The placer – or surface – mining site that eight Chinese men once worked sits near Idaho City, Idaho or about 39 miles from Boise.

It’s officially called the Granite Creek Trailhead and is part of the Boise National Forest. On Friday, the heat was so high that local residents played on rafts or in innertubes in creeks and rivers. The grass had turned dry, yellow.

Around the 1880s, eight Chinese men worked this rocky, approximately 10-acre area to find gold. What they also did was leave evidence of their existence, giving researchers better clues to piece together this region’s history and contributions of Chinese pionners in the American West.

For example, pictured above is a Chinese tea can and some type of strainer.

The eight men were part of what was recorded as the Hop Lee Tong, said Susie Osgood, a USDA Forest Service archaeologist with the Boise National Forest.

“We don’t know much about him,” she said, referring to the man. Tong typically meant group, organization or association.

Records also show that Hop Lee and his crew leased this rock-filled, sloping land for 25 years from Chris Constance, who has been listed as a hose maker, for $1,500.

That slope was important because water could go down it – something gold miners needed in search of the precious metal.

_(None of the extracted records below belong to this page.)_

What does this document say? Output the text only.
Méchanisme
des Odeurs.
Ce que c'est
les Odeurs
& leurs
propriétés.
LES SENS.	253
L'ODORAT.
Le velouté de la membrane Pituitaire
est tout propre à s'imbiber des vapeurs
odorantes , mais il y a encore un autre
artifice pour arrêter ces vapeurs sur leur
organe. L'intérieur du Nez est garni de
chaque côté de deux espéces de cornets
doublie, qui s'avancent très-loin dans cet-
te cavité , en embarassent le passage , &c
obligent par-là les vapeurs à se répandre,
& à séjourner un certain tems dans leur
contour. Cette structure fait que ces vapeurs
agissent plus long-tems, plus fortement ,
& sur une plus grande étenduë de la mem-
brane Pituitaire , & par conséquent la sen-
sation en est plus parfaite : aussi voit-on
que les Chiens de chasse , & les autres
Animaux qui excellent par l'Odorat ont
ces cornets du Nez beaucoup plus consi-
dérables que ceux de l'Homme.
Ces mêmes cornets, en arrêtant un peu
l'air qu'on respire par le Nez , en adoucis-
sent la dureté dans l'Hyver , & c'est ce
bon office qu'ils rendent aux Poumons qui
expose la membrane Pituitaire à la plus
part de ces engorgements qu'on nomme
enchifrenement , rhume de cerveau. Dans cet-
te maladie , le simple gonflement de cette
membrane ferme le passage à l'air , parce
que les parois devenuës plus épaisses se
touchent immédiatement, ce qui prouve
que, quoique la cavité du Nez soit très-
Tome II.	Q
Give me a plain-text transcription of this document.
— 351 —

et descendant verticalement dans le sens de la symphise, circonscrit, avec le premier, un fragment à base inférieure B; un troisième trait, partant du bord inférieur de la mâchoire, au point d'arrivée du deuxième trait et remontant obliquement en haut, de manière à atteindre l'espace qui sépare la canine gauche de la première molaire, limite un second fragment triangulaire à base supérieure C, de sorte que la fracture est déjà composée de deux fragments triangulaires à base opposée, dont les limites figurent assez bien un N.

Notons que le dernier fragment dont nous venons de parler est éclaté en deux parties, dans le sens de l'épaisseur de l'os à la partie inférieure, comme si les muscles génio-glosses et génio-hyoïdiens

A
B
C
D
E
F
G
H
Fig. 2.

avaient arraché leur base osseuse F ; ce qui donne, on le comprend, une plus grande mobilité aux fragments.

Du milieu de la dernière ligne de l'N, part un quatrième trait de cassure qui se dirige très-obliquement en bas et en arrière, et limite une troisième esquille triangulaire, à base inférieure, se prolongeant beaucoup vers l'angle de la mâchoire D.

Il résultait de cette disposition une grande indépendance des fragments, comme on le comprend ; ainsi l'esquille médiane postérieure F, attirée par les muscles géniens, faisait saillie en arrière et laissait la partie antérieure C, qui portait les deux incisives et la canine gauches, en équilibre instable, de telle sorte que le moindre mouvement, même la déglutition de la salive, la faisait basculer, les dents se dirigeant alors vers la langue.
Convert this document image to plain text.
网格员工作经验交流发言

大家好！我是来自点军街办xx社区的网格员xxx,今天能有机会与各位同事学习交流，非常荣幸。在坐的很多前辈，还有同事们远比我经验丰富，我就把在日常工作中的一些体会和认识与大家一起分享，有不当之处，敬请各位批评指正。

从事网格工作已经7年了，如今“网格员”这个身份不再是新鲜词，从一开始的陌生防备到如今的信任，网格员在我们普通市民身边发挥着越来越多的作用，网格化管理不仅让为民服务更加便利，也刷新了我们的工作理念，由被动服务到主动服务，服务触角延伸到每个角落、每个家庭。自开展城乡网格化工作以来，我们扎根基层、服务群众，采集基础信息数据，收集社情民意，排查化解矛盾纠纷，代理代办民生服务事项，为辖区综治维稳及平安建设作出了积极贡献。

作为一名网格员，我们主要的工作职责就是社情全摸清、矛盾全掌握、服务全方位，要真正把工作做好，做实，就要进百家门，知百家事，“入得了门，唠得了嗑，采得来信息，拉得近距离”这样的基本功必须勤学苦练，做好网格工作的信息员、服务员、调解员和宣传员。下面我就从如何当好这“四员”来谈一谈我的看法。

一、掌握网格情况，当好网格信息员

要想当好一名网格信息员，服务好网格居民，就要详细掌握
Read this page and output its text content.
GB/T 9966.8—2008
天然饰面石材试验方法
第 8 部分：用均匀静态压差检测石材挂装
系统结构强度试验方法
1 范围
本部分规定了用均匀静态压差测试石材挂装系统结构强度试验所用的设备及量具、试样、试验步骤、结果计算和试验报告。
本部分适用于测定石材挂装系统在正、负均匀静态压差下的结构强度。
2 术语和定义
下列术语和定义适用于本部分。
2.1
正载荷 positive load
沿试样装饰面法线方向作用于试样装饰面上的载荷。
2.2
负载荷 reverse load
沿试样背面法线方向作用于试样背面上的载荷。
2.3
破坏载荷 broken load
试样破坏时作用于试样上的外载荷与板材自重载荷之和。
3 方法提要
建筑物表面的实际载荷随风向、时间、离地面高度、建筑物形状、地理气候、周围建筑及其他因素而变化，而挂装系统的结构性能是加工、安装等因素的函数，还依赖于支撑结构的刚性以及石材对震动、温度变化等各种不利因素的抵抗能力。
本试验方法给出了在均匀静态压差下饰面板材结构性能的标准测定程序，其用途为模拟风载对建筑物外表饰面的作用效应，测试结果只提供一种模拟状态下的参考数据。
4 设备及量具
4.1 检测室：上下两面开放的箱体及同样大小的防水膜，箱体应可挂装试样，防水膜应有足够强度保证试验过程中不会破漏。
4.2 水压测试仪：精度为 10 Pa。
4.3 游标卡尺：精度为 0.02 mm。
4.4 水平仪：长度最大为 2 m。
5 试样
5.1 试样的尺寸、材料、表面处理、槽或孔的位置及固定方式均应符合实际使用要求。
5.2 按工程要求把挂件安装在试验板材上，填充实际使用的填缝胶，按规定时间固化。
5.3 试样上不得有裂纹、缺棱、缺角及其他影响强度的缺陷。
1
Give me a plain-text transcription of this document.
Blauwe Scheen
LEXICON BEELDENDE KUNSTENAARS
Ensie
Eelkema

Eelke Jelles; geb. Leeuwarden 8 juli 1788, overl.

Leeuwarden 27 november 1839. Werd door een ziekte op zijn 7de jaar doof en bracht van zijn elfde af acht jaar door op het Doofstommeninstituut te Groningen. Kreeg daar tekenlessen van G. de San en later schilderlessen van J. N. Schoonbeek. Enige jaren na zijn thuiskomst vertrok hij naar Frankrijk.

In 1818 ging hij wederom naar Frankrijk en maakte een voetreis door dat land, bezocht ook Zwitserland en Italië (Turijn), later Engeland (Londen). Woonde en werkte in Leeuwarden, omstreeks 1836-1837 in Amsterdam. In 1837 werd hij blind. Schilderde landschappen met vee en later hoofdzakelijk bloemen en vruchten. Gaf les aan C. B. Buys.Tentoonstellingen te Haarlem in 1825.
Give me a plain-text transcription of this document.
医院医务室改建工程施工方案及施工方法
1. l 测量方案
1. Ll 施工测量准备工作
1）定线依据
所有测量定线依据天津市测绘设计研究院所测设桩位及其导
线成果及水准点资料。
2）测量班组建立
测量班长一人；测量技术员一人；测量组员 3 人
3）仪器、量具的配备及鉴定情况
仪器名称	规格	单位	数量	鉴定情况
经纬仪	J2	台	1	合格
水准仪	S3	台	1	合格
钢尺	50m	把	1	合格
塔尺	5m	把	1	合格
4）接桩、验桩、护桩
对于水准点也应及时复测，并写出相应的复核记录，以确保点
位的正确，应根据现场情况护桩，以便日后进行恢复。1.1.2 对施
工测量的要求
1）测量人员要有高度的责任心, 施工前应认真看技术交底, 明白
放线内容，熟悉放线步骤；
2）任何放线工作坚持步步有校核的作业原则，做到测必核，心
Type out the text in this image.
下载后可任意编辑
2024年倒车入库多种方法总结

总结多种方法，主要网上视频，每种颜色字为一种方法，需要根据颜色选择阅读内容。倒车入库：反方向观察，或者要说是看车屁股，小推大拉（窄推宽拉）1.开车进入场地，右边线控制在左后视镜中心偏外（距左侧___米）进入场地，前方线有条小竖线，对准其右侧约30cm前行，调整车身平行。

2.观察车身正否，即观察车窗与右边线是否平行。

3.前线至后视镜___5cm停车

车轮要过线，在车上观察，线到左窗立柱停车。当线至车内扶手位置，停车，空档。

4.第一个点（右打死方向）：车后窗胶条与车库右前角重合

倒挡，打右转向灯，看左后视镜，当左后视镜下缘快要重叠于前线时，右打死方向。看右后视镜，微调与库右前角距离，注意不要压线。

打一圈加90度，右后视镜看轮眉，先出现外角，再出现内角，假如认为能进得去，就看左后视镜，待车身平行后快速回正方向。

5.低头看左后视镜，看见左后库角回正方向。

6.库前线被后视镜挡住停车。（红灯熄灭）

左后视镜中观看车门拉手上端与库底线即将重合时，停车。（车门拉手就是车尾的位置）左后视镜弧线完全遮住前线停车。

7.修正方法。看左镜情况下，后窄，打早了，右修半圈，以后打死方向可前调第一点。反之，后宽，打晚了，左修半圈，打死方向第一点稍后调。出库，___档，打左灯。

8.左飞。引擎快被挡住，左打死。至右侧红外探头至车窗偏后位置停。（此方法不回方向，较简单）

In 1994, when Osgood was doing work in the area, she came across a treasure trove of sorts – the men’s trash dump which still existed from the 19th century.

Among the items eventually found: A Chinese toothbrush made of wood, gaming pieces, rubber boots, tunic buttons, a sardine can and coins with Chinese writing on them.

So why do these artificats exist today?

“What we think happened was that a water event buried these artificats,” she said.

There is other evidence – a store’s ledger – which includes the Hop Lee Tong name, she added. It might be directly to this mining site – and it might not.

But the name is the same.

In this ledger, a note shows that the Hop Lee Tong served as some type of security for Pon Yam, who operated a store in nearby Idaho City.

Who was Pon Yam?

According to an essay in Bricks & Boardwalks: A Walking-Tour Guide To Historic Idaho City, he was:

…a successful businessman and a respected leader in the community. It was reported that he owned the largest diamond in the mining camp, and he was often called upon to settle disputes among the Chinese tongs (fraternal organizations).

Back in 1870, Idaho City had 1,751 residents from China, or about 45 percent of the total population, according to the historic guide.

In the 1860s, territorial lawmakers in Idaho passed a bill which required “All Mongolians” to pay $4.00 each month they stayed in what is now a state. Still, the Chinese miners remained.

Another question is: What route did these Chinese miners take to get here after they arrived on what is now the U.S. West Coast?

Dale Hom, a USDA Forest Service supervisor who has studied the region’s history, offered this likely route: Chinese pioneers went by paddle boat along the Columbia River.

After that, they took the Snake River. At a certain point, they took wagons to various places. Some might have headed north to Spokane, Wash. Others went south, ending up in Pendleton, Ore.

Others headed to Idaho to places such as the Boise Basin, where this mining site sits.